Nous avons vécu, il y a quelques semaines, la troisième assemblée synodale. Après avoir essayé d’identifier nos joies et ce que nous vivons de beau dans nos communautés paroissiales, après avoir essayé de nous laisser éclairer sur nos maladies ou conversions nécessaires, les 297 délégués m’ont transmis des propositions, des orientations, des priorités ou des chantiers à mettre en œuvre pour la vie de nos paroisses. Le lundi de Pentecôte, je serai amené à proposer au diocèse ces priorités en vue d’une sortie missionnaire. Priez pour moi que je me laisse moi-même éclairé par ces propositions qui émanent de ce chemin synodal, que je sois authentiquement à l’écoute comme tous nous devons être dans une attitude d’écoute. Le plus important, c’est que nous nous laissions ensemble convertir dans un véritable processus de sortie missionnaire, de charité plus grande. Processus dont nous ne sommes qu’au début. J’ai lu il y a quelques jours le discours du Pape François à la cathédrale de Rabat. J’ai pensé que ces propos étaient aussi valables pour nous : « A quoi le règne de Dieu est-il comparable, à quoi vais-je le comparer ?[…] Il est comparable au levain qu’une femme a pris et enfoui dans trois mesures de farine jusqu’à ce que toute la pâte ait levé »(Lc 13, 18-21). En paraphrasant les paroles du Seigneur, nous pourrions nous demander : à quoi est comparable un chrétien sur ces terres ? A quoi puis-je le comparer ? Il est comparable à un peu de levain que la mère Eglise veut mélanger à une grande quantité de farine jusqu’à ce que toute la pâte ait levé.
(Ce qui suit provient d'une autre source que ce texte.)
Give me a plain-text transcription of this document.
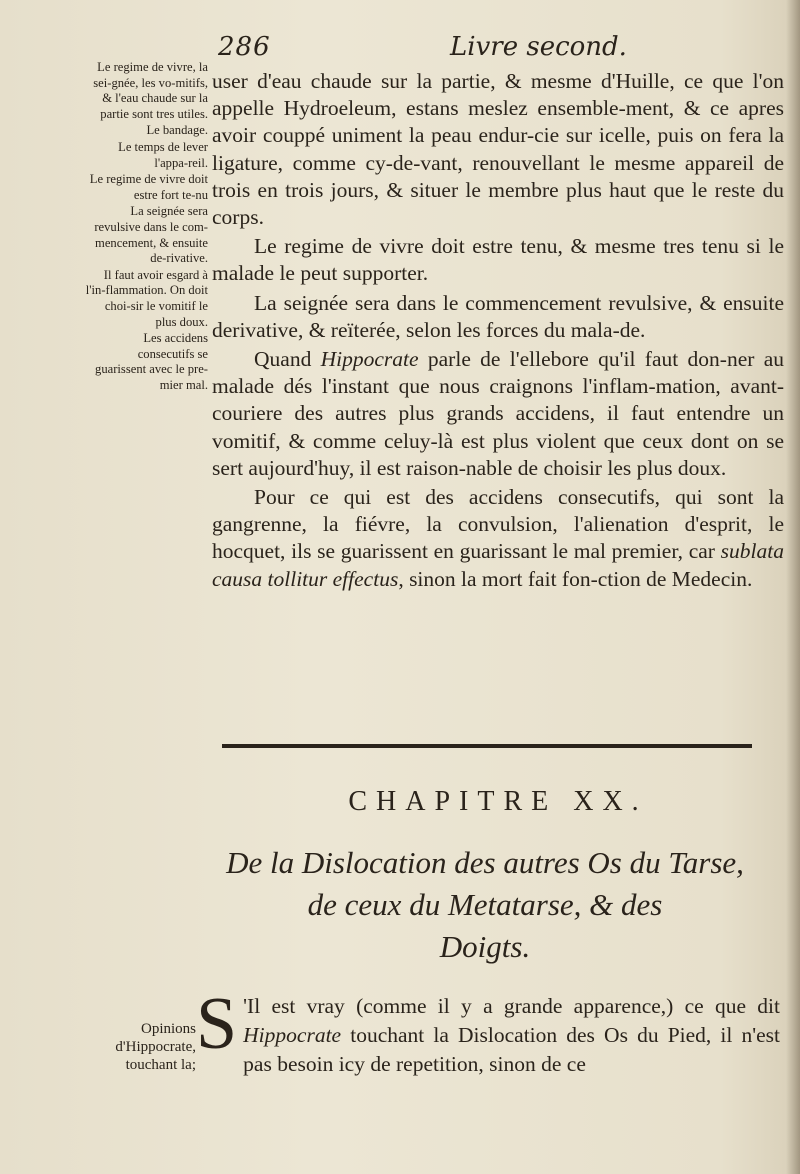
286	Livre second.

Le regime de vivre, la sei-gnée, les vo-mitifs, & l'eau chaude sur la partie sont tres utiles.

Le bandage.

Le temps de lever l'appa-reil.

Le regime de vivre doit estre fort te-nu

La seignée sera revulsive dans le com-mencement, & ensuite de-rivative.

Il faut avoir esgard à l'in-flammation. On doit choi-sir le vomitif le plus doux.

Les accidens consecutifs se guarissent avec le pre-mier mal.

user d'eau chaude sur la partie, & mesme d'Huille, ce que l'on appelle Hydroeleum, estans meslez ensemble-ment, & ce apres avoir couppé uniment la peau endur-cie sur icelle, puis on fera la ligature, comme cy-de-vant, renouvellant le mesme appareil de trois en trois jours, & situer le membre plus haut que le reste du corps.

Le regime de vivre doit estre tenu, & mesme tres tenu si le malade le peut supporter.

La seignée sera dans le commencement revulsive, & ensuite derivative, & reïterée, selon les forces du mala-de.

Quand Hippocrate parle de l'ellebore qu'il faut don-ner au malade dés l'instant que nous craignons l'inflam-mation, avant-couriere des autres plus grands accidens, il faut entendre un vomitif, & comme celuy-là est plus violent que ceux dont on se sert aujourd'huy, il est raison-nable de choisir les plus doux.

Pour ce qui est des accidens consecutifs, qui sont la gangrenne, la fiévre, la convulsion, l'alienation d'esprit, le hocquet, ils se guarissent en guarissant le mal premier, car sublata causa tollitur effectus, sinon la mort fait fon-ction de Medecin.

CHAPITRE XX.
De la Dislocation des autres Os du Tarse,
de ceux du Metatarse, & des
Doigts.
Opinions
d'Hippocrate,
touchant la; S 'Il est vray (comme il y a grande apparence,) ce que dit Hippocrate touchant la Dislocation des Os du Pied, il n'est pas besoin icy de repetition, sinon de ce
En effet, Jésus ne nous a pas choisis et envoyés pour que nous devenions les plus nombreux ! Il nous a appelés pour une mission. Il nous a mis dans la société comme cette petite quantité de levain, le levain des béatitudes et de l’amour fraternel dans lequel comme chrétiens, nous puissions tous nous retrouver pour rendre présents son Règne. […] Cela signifie chers amis que notre mission de baptisés, de prêtres, de consacrés n’est pas déterminée particulièrement par le nombre ou par l’espace que nous occupons mais par la capacité que l’on a de produire et de susciter changement, étonnement, compassion, par la manière dont nous vivons comme disciples de Jésus, au milieu de celles et ceux dont nous partageons le quotidien, les joies, les peines, les souffrances, les espoirs (Cf Conc. Oecum. Vat II, Const past. Gaudium et pes, n°1). »

Dans quelques instants, je vais bénir les huiles. Verser le parfum dans l’huile pour le Saint Chrême. Prions pour que la bonne odeur du Christ soit aussi répandue sur chacun de nous et que nous-mêmes, ensemble nous soyons au milieu du monde la bonne odeur du Christ.